There are at least two things going on here. One is that the signatories are retired senior military officers. The other is the appearance that the letter is pushing a clearly debunked conspiracy theory, that is, publishing disinformation.
The first is troubling because US military officers are generally precluded, by tradition and law, from engaging in partisan politicking. That tradition is frayed, to say the least, in the case of retired officers, and, while such officers aren't generally subject to prosecution under the Uniform Code of Military Justice, in some cases they are. So the area is legally murky, but dangerous. (The punitive articles that might be invoked in cases of this sort of communication might be Article 88—Contempt toward officials, or perhaps Article 133—Conduct unbecoming an officer or even the final catch-all, Article 134—Conduct prejudicial to good order and discipline.) It's unlikely in the extreme that any of the signatories are going to be recalled to face a court-martial, but the letter is, in the American tradition, unusual and unseemly, although not unprecedented. Do military people often hold politicians in low regard? Sure they do, but not every opinion needs expression.

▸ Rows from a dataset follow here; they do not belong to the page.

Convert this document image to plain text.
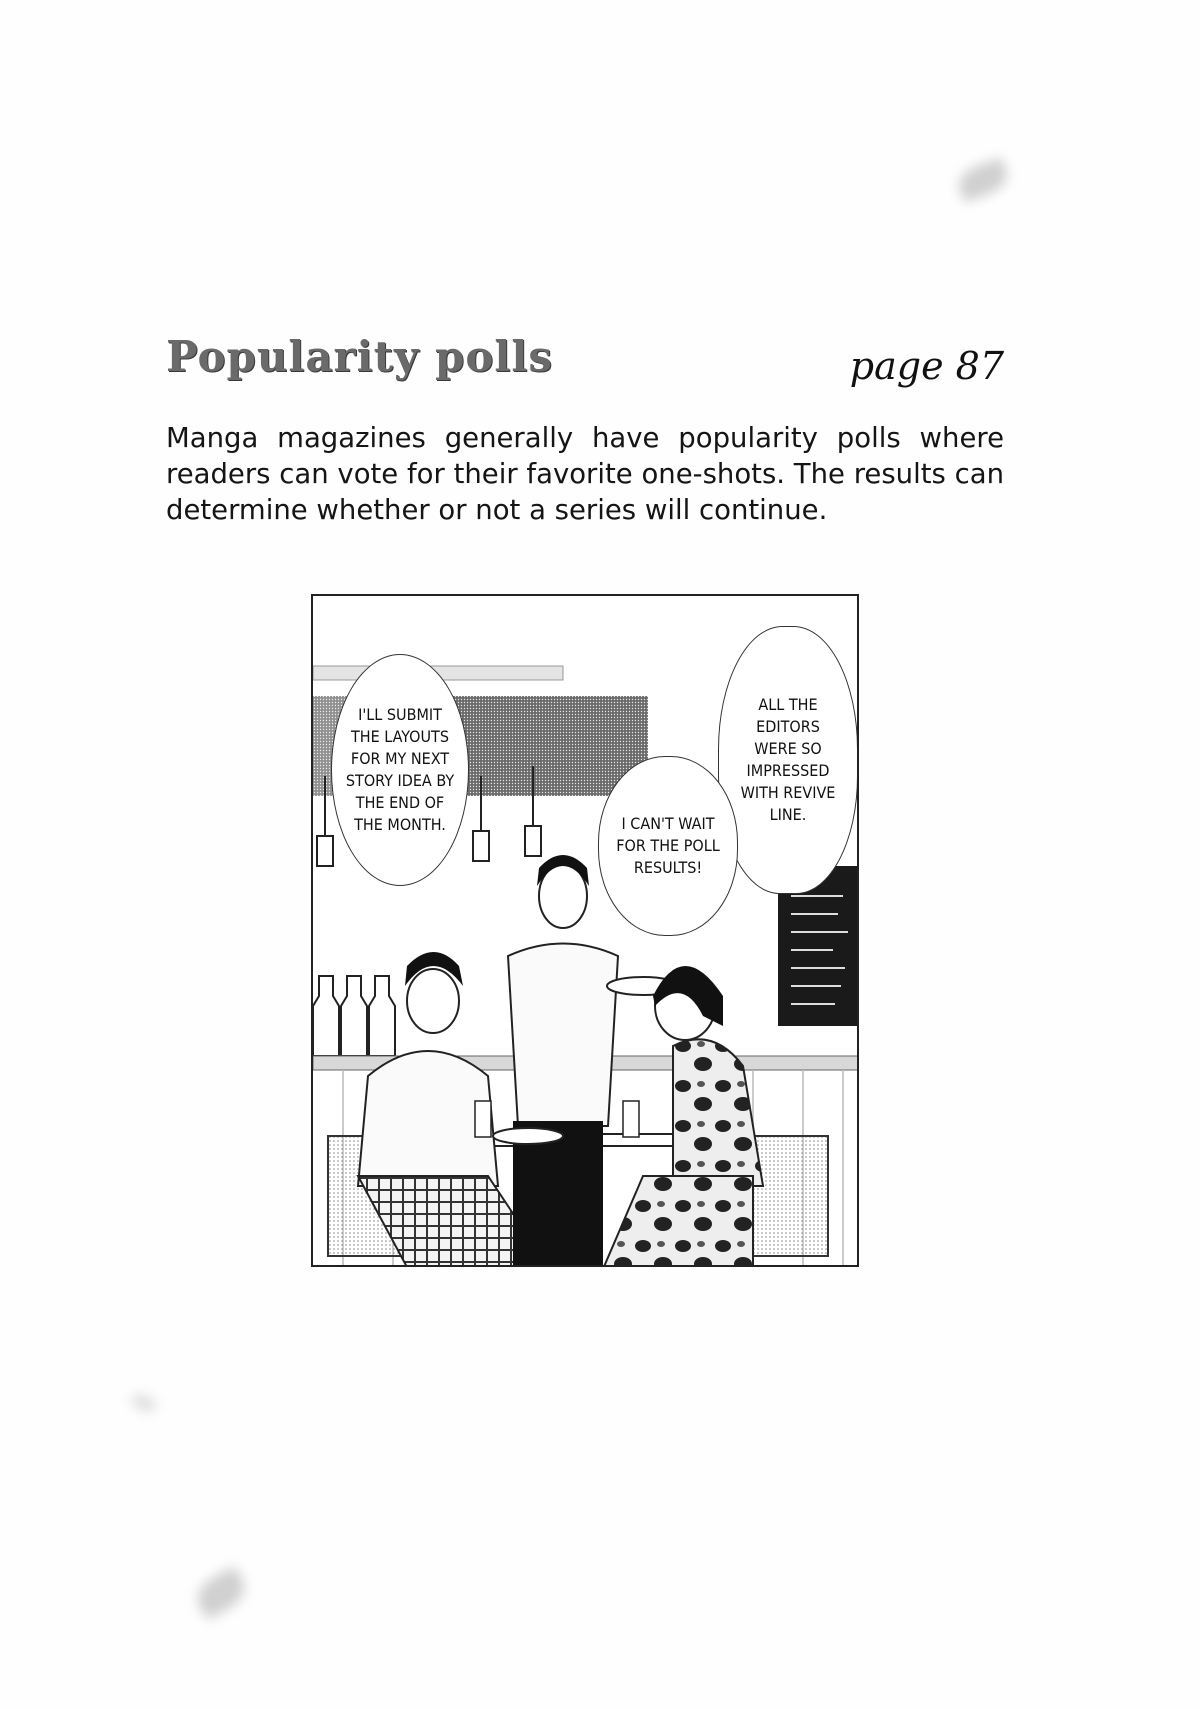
Popularity polls	page 87
Manga magazines generally have popularity polls where readers can vote for their favorite one-shots. The results can determine whether or not a series will continue.
I'LL SUBMIT
THE LAYOUTS
FOR MY NEXT
STORY IDEA BY
THE END OF
THE MONTH.
ALL THE
EDITORS
WERE SO
IMPRESSED
WITH REVIVE
LINE.
I CAN'T WAIT
FOR THE POLL
RESULTS!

What about disinformation? Most accounts of the letter have condemned it as pushing a conspiracy theory that maintains President Biden and his party corruptly stole the 2020 election from former President Trump. But the letter doesn't actually say this. It does argue that elections should be conducted more securely, and that evidence of possible fraud should be taken seriously and investigated zealously. That's perhaps in the sentimental ballpark of this particular conspiracy theory, but it's not itself conspiracy mongering. The letter as a whole is, of course, immoderate and strongly hostile to the Democratic Party (and also poorly composed, particularly with respect to conventions of capitalization), but it's difficult to see why this isn't a case of political speech, of the kind used every day, by partisans and activists of all ideological coloration.
The incident is another interesting case of the difficulty of distinguishing disinformation from ordinary speech, whether that ordinary speech is mistaken or credible, a voice of prophecy crying in the wilderness, or just the crazy guy yelling on the street corner. One point is worth noting: it shows that inauthenticity may be a better touchstone of disinformation than truth, falsity, or propriety. After all, none of the generals or admirals seem to be pretending to be anyone other than who they are.